Frankenstein Must Be Destroyed carries on with the downbeat, nihilistic horrors that were amplified and expanded in Woman, itself yet another instance, like its predecessor, of a Hammer Frankenstein film absent the iconographic lumbering monster so often misidentified by its creator’s name. Freddie Jones, not typically an actor associated with subtlety, is allowed to paint a portrait of exceptional pain as “the creature,” whose brain (that of Dr. Brandt) cannot process or accept the reflection of another man’s body, shaved bald and sporting a ragged stitch to hold his skull cap tight, in his mirror. And neither can Brandt’s wife, to whom he returns one night, unable to reveal himself for fear of her inability to understand what he is telling her about who he is. (He hides behind a silk changing curtain as he speaks to her, and his pessimistic presumption turns out to be agonizingly accurate.)

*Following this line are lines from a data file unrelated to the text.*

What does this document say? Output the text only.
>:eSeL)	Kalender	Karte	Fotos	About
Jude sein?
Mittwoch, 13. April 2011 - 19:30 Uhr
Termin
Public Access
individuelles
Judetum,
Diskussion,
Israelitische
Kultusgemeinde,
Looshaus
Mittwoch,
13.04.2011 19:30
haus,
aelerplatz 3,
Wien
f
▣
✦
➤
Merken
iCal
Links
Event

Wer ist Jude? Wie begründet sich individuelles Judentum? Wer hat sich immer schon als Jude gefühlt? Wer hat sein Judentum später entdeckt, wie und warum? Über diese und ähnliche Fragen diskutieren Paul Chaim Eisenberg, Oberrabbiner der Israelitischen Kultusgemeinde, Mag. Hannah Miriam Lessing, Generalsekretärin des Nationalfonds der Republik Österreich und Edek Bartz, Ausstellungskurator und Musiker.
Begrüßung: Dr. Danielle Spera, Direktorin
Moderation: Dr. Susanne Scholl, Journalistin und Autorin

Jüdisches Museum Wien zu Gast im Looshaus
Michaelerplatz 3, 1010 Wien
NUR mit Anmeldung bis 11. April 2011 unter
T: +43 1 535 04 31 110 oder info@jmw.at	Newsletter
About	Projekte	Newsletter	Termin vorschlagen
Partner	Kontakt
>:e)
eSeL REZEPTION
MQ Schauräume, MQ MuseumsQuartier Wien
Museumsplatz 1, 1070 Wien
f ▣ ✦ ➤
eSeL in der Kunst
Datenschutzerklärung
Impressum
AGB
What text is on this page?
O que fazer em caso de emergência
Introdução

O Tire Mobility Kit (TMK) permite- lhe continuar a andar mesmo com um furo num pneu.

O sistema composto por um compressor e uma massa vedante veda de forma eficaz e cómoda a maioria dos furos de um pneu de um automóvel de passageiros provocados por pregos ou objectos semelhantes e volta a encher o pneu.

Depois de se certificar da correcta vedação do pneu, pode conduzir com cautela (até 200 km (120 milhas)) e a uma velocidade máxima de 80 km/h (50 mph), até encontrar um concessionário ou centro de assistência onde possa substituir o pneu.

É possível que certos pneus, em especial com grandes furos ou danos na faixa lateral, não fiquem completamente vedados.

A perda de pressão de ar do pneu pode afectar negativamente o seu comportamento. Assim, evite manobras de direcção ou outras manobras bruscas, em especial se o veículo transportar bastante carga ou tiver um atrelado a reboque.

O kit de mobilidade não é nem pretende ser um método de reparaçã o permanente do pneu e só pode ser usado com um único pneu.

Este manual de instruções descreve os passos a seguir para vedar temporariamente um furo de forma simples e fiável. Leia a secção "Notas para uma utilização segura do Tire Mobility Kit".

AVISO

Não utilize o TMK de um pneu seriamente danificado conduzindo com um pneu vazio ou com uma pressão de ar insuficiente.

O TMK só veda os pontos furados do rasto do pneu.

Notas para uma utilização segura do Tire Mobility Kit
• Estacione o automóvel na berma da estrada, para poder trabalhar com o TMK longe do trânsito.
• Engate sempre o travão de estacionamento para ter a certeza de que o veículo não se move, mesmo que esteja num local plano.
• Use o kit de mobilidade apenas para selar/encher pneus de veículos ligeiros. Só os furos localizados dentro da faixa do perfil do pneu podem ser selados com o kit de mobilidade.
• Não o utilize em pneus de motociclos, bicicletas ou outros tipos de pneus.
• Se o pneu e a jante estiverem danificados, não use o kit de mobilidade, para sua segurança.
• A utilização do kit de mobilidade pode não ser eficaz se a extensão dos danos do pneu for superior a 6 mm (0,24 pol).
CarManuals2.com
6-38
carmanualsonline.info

Jones draws us in deep, through his eyes welling with tears, into the tormented state of this doctor, once Frankenstein’s colleague, now a victim of the same arrogance he once perpetuated. This portrait, seething with confusion, rage and newfound empathy for those in his own past whom he subjected to callous experimentation in the name of a greater good, is among the finest in the entirety of the Hammer Films catalogue, a catalogue already not unfamiliar with good actors who choose to rise to the occasion instead of bend down to pat it on the head. It is Brandt’s helpless anger, illuminated by Jones’ heartfelt and committed portrayal, and Fisher’s sensitivity toward the character’s plight, that finally lifts Frankenstein Must Be Destroyed, despite its rather clipped finish, above the usual fare and into the realm of the finest treatments and variations of the Frankenstein legend ever filmed.